— Никому не запрещено видеться с Анной-Марией Стреттер! — Девочка внезапно переходит на крик. — Каждый вечер она сидит на террасе своего дома с дочерьми. И вообще, кто она такая, госпожа Стреттер? Все знают про того молодого человека из Вьентьяна, об этой истории писали в газетах…
Китаец слушает, смотрит на нее с обожанием.
— И вообще, я однажды видела ее на уроке латинского у кюре Виньлонга. Он учил латинскому французских детей, а она пришла со своими дочерьми. Она спросила у кюре, кто я такая. Он сказал: «Дочь директрисы французской школы». Она улыбнулась мне. И сказала кюре, что у меня странный взгляд. Я услышала. И рассказала об этом матери. На следующий день мать отвела меня на консультацию к доктору Самбуку: она испугалась, что я стану косить. Доктор успокоил ее, у меня не оказалось никакого косоглазия.
— А латинский ты выучила?
— Не очень. Скоро бросила.
Молчание.
— Тебе никогда еще не делали предложений? В Сайгоне это так модно…
— Делали. Мать сначала тут же соглашается, а потом я плачу, и она отказывает, выходят одни неприятности… Последним был один господин из транспортной конторы, лет тридцати пяти-тридцати восьми, не меньше… Богатый. Матери очень хотелось выдать меня за него, но я отказалась, потому что он очень жирный… и очень красный… понимаешь?
Молчание. Потом китаец спрашивает:
— Тебе было страшно только что?
— Да. И тебе тоже.
— Да.
— Как бы ты убил меня в Лонгане?
— Как настоящий китаец.

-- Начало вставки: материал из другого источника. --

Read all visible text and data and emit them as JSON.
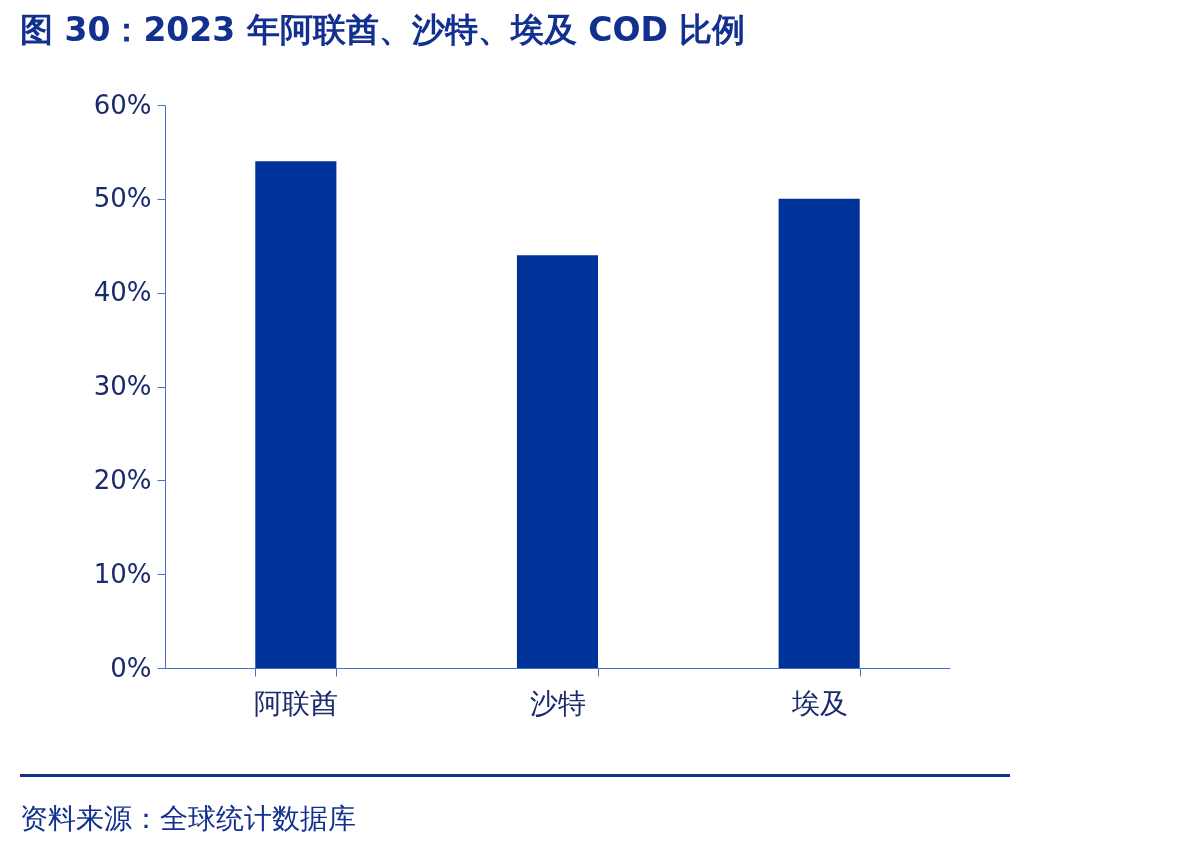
{
  "chart_data": {
    "type": "bar",
    "title": "图 30：2023 年阿联酋、沙特、埃及 COD 比例",
    "categories": [
      "阿联酋",
      "沙特",
      "埃及"
    ],
    "values": [
      54,
      44,
      50
    ],
    "color": "#003399",
    "ylim": [
      0,
      60
    ],
    "yticks": [
      {
        "value": 0,
        "label": "0%"
      },
      {
        "value": 10,
        "label": "10%"
      },
      {
        "value": 20,
        "label": "20%"
      },
      {
        "value": 30,
        "label": "30%"
      },
      {
        "value": 40,
        "label": "40%"
      },
      {
        "value": 50,
        "label": "50%"
      },
      {
        "value": 60,
        "label": "60%"
      }
    ],
    "grid": false,
    "annotations": [
      "资料来源：全球统计数据库"
    ]
  }
}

С особой жестокостью.
Она все еще стоит у двери, он идет за ней. Она кажется совершенно измученной. Он относит ее на кровать. Она закрывает глаза, словно намереваясь спать, но не засыпает. Он обнимает ее. Говорит с ней по-китайски. Когда он говорит по-китайски, она всегда смеется.
— Ты мне еще спой по-китайски.
Он поет по-китайски. А потом плачет. Она плачет вместе с ним, сама не зная почему.

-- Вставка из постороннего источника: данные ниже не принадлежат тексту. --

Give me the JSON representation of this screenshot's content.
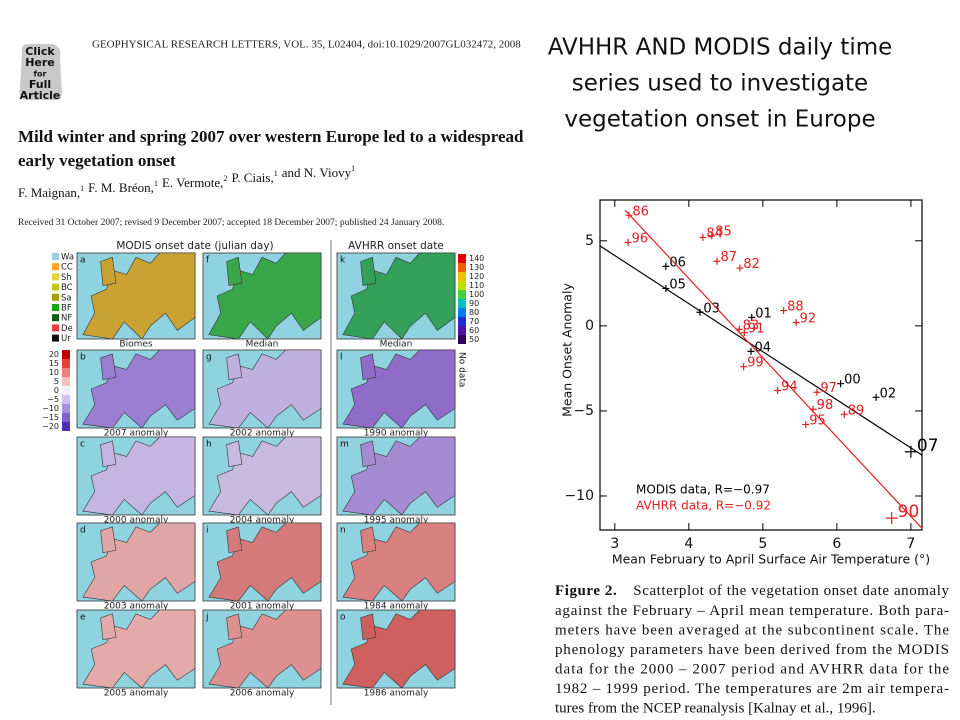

Они не смотрят друг на друга. Потом она смотрит на него с мольбой. Тогда он проникает в нее с такой нежностью, какой она еще не знала. На какое-то время он замирает, не двигается. Оба стонут от желания. Потом она закрывает глаза.
— Возьми меня, — говорит она.
Очень тихо китаец просит ее:
— Скажи мне сразу, как только узнаешь дату вашего отъезда.
— Нет.
Она снова просит его о том же. Он выполняет ее просьбу.

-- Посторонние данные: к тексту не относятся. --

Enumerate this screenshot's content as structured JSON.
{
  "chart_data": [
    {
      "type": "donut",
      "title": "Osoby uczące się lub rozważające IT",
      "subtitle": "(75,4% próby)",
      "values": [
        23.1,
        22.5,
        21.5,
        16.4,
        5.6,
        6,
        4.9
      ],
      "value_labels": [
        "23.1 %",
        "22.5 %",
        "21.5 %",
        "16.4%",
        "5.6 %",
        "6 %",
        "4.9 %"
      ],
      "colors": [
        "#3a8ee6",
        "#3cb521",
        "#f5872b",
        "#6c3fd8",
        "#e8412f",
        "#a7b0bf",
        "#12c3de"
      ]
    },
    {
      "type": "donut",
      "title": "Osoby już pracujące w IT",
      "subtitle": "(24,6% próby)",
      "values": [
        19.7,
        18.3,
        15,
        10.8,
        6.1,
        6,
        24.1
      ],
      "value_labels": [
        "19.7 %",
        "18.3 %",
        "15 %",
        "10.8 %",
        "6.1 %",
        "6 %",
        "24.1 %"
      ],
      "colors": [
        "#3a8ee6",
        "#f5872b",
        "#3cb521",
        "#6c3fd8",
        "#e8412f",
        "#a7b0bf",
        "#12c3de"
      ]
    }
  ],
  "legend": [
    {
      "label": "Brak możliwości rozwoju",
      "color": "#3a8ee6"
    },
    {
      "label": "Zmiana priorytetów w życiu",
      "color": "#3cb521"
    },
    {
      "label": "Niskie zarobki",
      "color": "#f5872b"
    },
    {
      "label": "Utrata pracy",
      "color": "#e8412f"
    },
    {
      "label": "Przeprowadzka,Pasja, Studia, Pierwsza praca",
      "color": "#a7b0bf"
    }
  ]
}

Она поворачивается, прижимается к нему. Обнимает его. Он говорит, что она его девочка, сестра, любимая. Они не улыбаются. Он тушит свет.
— Так как бы ты убил меня в Лонгане? Повтори еще раз.
— Как китаец. С особой жестокостью.
Она повторяет конец фразы, словно это строка из стихотворения.
Лицей. Коридоры заполнены учениками. Девочка ждет в конце коридора. Она стоит, глядя на улицу, как бы отъединившись от окружающих.
Мимо проходит надзиратель, трогает ее за плечо.
— Мне надо с вами поговорить, — говорит он.
Девочка следует за надзирателем в его кабинет.
— Дело вот в чем: матери наших учениц запретили своим дочерям всякое общение с вами. Этого следовало ожидать. Думаю, вам об этом известно.
Девочка улыбается. Ей об этом известно.
— Но есть кое-что посерьезнее. Матери учениц сообщили директрисе «Льотей», что вы не каждый вечер возвращаетесь в пансион. — Надзиратель впадает в легкое раздражение. — Как они об этом узнали… остается загадкой… Матери наших учениц из Сайгона — он улыбается — расставили вокруг вас полицейские посты. Они не хотят, чтобы их дочери хоть чем-то запятнали себя. Они говорят — держитесь! — «Зачем этой шлюхе степень бакалавра? Для таких, как она, хватит и начальной школы»…
Молчание.
— Вы решили предупредить меня из-за моей матери? — спрашивает девочка.
— Да. Вы же знаете с каким уважением я к ней отношусь. (Пауза.) Как вы считаете, что тут можно сделать?…
— Мы с вами можем вести себя, как вели до сих пор. Вы будете время от времени делать мне предупреждение, а я иногда не буду ночевать в «Льотей»… Ничего другого мне в голову не приходит… А вам?
Молчание.
— Пожалуй, и мне тоже. К тому же директриса «Льотей» связалась с вашей матерью…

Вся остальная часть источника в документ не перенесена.